I am working on a buoy project and need to measure vertical displacement. I need a faitly accurate IMU for this because even small inaccuracies can lead to huge drift when integrating acceleration. Budget for IMU is less than 200 USD. Are there any good IMUs you would reccomend?

Consumer grade IMUs are not accurate enough to allow use of double integration to measure displacement.

The main problem is subtraction of the acceleration due to gravity (vector), as explained in this note: https://web.archive.org/web/20180112063505/http://www.chrobotics.com/library/accel-position-velocity

Not even if I increase the budget to 3-400$? How about adding filtering techniques to a consumer grade IMU, would that work?

I'm not the right person to answer this, but maybe it would help to hear a bit more about your project. What is the displacement measurement used for?

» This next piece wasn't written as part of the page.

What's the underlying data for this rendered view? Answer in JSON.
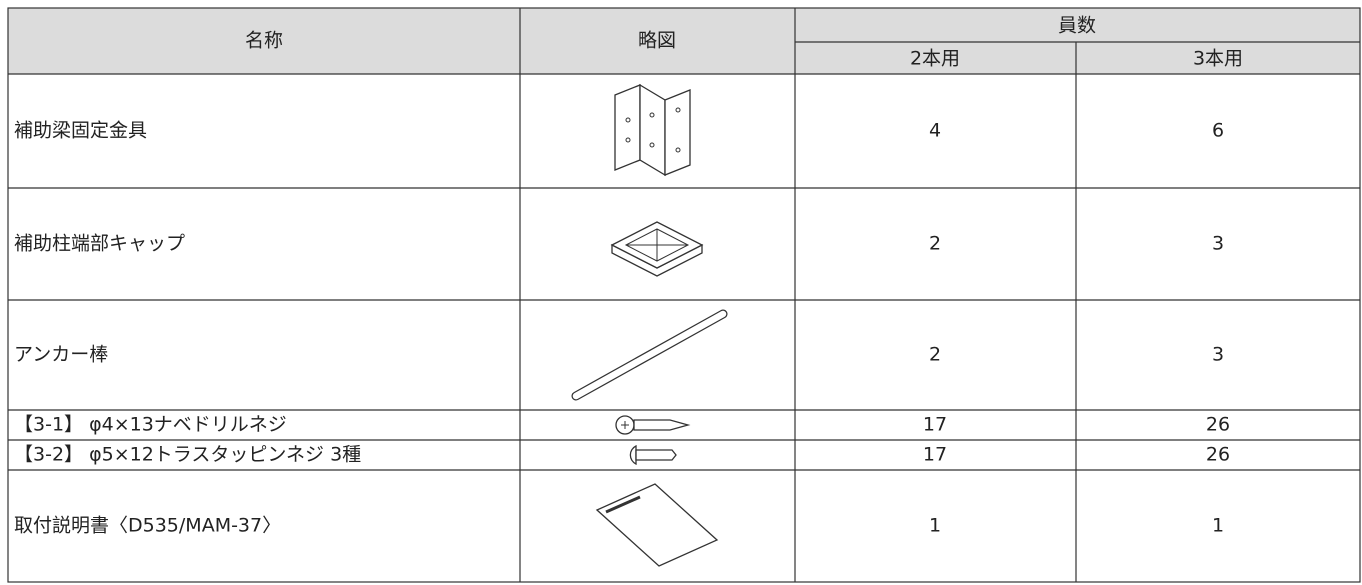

If so, it would have been done years ago, and you could buy such devices cheaply on Amazon.

Remember analysis, there is always a "+ c" term when integrating. So no matter how much money you throw into the project, it will drift.

Its for a buoy project, so the vertical displacement will be used to measure ocean wave heights.

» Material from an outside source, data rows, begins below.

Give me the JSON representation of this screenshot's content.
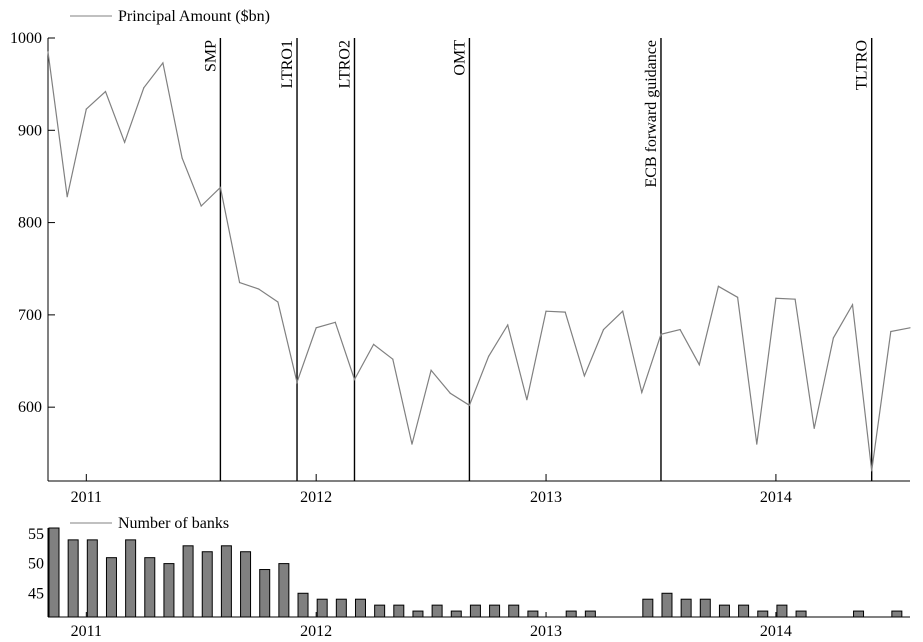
{
  "chart_data": [
    {
      "type": "line",
      "xlim": [
        "2010-11",
        "2014-08"
      ],
      "ylim": [
        520,
        1000
      ],
      "y_ticks": [
        600,
        700,
        800,
        900,
        1000
      ],
      "x_ticks": [
        "2011",
        "2012",
        "2013",
        "2014"
      ],
      "legend": {
        "label": "Principal Amount ($bn)",
        "position": "top-left"
      },
      "series": [
        {
          "name": "Principal Amount ($bn)",
          "color": "#808080",
          "x": [
            "2010-11",
            "2010-12",
            "2011-01",
            "2011-02",
            "2011-03",
            "2011-04",
            "2011-05",
            "2011-06",
            "2011-07",
            "2011-08",
            "2011-09",
            "2011-10",
            "2011-11",
            "2011-12",
            "2012-01",
            "2012-02",
            "2012-03",
            "2012-04",
            "2012-05",
            "2012-06",
            "2012-07",
            "2012-08",
            "2012-09",
            "2012-10",
            "2012-11",
            "2012-12",
            "2013-01",
            "2013-02",
            "2013-03",
            "2013-04",
            "2013-05",
            "2013-06",
            "2013-07",
            "2013-08",
            "2013-09",
            "2013-10",
            "2013-11",
            "2013-12",
            "2014-01",
            "2014-02",
            "2014-03",
            "2014-04",
            "2014-05",
            "2014-06",
            "2014-07",
            "2014-08"
          ],
          "values": [
            985,
            828,
            923,
            942,
            887,
            946,
            973,
            870,
            818,
            838,
            735,
            728,
            714,
            627,
            686,
            692,
            630,
            668,
            652,
            560,
            640,
            615,
            602,
            655,
            689,
            608,
            704,
            703,
            634,
            684,
            704,
            616,
            679,
            684,
            646,
            731,
            719,
            560,
            718,
            717,
            577,
            675,
            711,
            531,
            682,
            686
          ]
        }
      ],
      "events": [
        {
          "label": "SMP",
          "x": "2011-08"
        },
        {
          "label": "LTRO1",
          "x": "2011-12"
        },
        {
          "label": "LTRO2",
          "x": "2012-03"
        },
        {
          "label": "OMT",
          "x": "2012-09"
        },
        {
          "label": "ECB forward guidance",
          "x": "2013-07"
        },
        {
          "label": "TLTRO",
          "x": "2014-06"
        }
      ],
      "grid": false
    },
    {
      "type": "bar",
      "xlim": [
        "2010-11",
        "2014-08"
      ],
      "ylim": [
        41,
        56
      ],
      "y_ticks": [
        45,
        50,
        55
      ],
      "x_ticks": [
        "2011",
        "2012",
        "2013",
        "2014"
      ],
      "legend": {
        "label": "Number of banks",
        "position": "top-left"
      },
      "series": [
        {
          "name": "Number of banks",
          "color": "#808080",
          "x": [
            "2010-11",
            "2010-12",
            "2011-01",
            "2011-02",
            "2011-03",
            "2011-04",
            "2011-05",
            "2011-06",
            "2011-07",
            "2011-08",
            "2011-09",
            "2011-10",
            "2011-11",
            "2011-12",
            "2012-01",
            "2012-02",
            "2012-03",
            "2012-04",
            "2012-05",
            "2012-06",
            "2012-07",
            "2012-08",
            "2012-09",
            "2012-10",
            "2012-11",
            "2012-12",
            "2013-01",
            "2013-02",
            "2013-03",
            "2013-04",
            "2013-05",
            "2013-06",
            "2013-07",
            "2013-08",
            "2013-09",
            "2013-10",
            "2013-11",
            "2013-12",
            "2014-01",
            "2014-02",
            "2014-03",
            "2014-04",
            "2014-05",
            "2014-06",
            "2014-07",
            "2014-08"
          ],
          "values": [
            56,
            54,
            54,
            51,
            54,
            51,
            50,
            53,
            52,
            53,
            52,
            49,
            50,
            45,
            44,
            44,
            44,
            43,
            43,
            42,
            43,
            42,
            43,
            43,
            43,
            42,
            41,
            42,
            42,
            41,
            41,
            44,
            45,
            44,
            44,
            43,
            43,
            42,
            43,
            42,
            41,
            41,
            42,
            41,
            42,
            41
          ]
        }
      ],
      "grid": false
    }
  ]
}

It will drift, but there are ways to correct the drift such as for instance sensor fusion with a GNSS system.

I don't have the papers anymore, I need to dig for them, but I have read several papers where people have demonstrated that it can be done.

I don't have any experience in the area, but if you don't need any fixed reference, would it be enough to measure vertical displacement relative to a running mean?

The buoy is not going to be moored, it's free-floating, so there isn't a consistent, fixed reference point to measure against. I would measure the displacement relative to a running mean. But the only way I know of is using the IMU's vertical acceleration and performing double integration over time to obtain the displacement, and comparing the buoy's position, derived from the double integration, to a running mean. That is why I need a fairly accurate IMU. The IMU will eventually drift as suggested by the other users. But there are ways of correcting the drift. I just haven't gotten that far yet.

I'm probably misunderstanding the issues involved, but if your readings drift, and your mean drifts along with them, is there an issue?

Do that and post the links. Why have you not simply built or used the apparatus they described?

Please explain your project in more detail, with realistic goals, distances and times to be measured, and perhaps someone can help.

There is an issue because you need the absolute vertical displacement to determine the wave heights. If both the IMU readings and the running mean drift significantly from the true vertical displacement of the buoy, then the wave height measurements will be inaccurate.

It's been a while since I read the papers. I had to take some time off for personal reasons.

The project is to create a small low-cost wave buoy that can be used to determine wave heights. Traditionally, wave buoys are very large, heavy and expensive. They are difficult to deploy and take up too much space. I want to create something similar to this, without costing a fortune. Spotter Buoy by Sofar

The goal is to eventually have an open-source low-cost buoy that is cheap enough to be deployed whenever and wherever. The buoys will estimate wave heights, take measurements and upload everything to a website. More sensors will be added eventually, like c02, pH, temperature etc for water quality. But that part is easy. The difficult part is to get accurate wave estimations without spending 2k on an IMU. Its difficult but it definitely can be done.

I will do some more research and post the links I find.

You talked about IMU, not IMU + GPS.

Anyway, where's the problem?

You could use Pressure Sensor or a TOF distance sensor to measure vertical distance.
The offset would be only few millimetres

Yes, because I am asking advice on which IMU to get. Theres no problem yet, there will be in the future though, but I need to start somewhere. I currently only have the GY-86 which is not good enough.

I know members here have tons of expertise and invaluable experience and probably played around with different IMUs. I want to know what's the best IMU I can get for around 200 USD.

you could just get an ardupilot flightcontroller, it comes with everything you might want .. plus logging etc.

What can you get for $200?

The ones suitable for dead reckoning (double integration) start in the range $5000-$10000, last time I checked.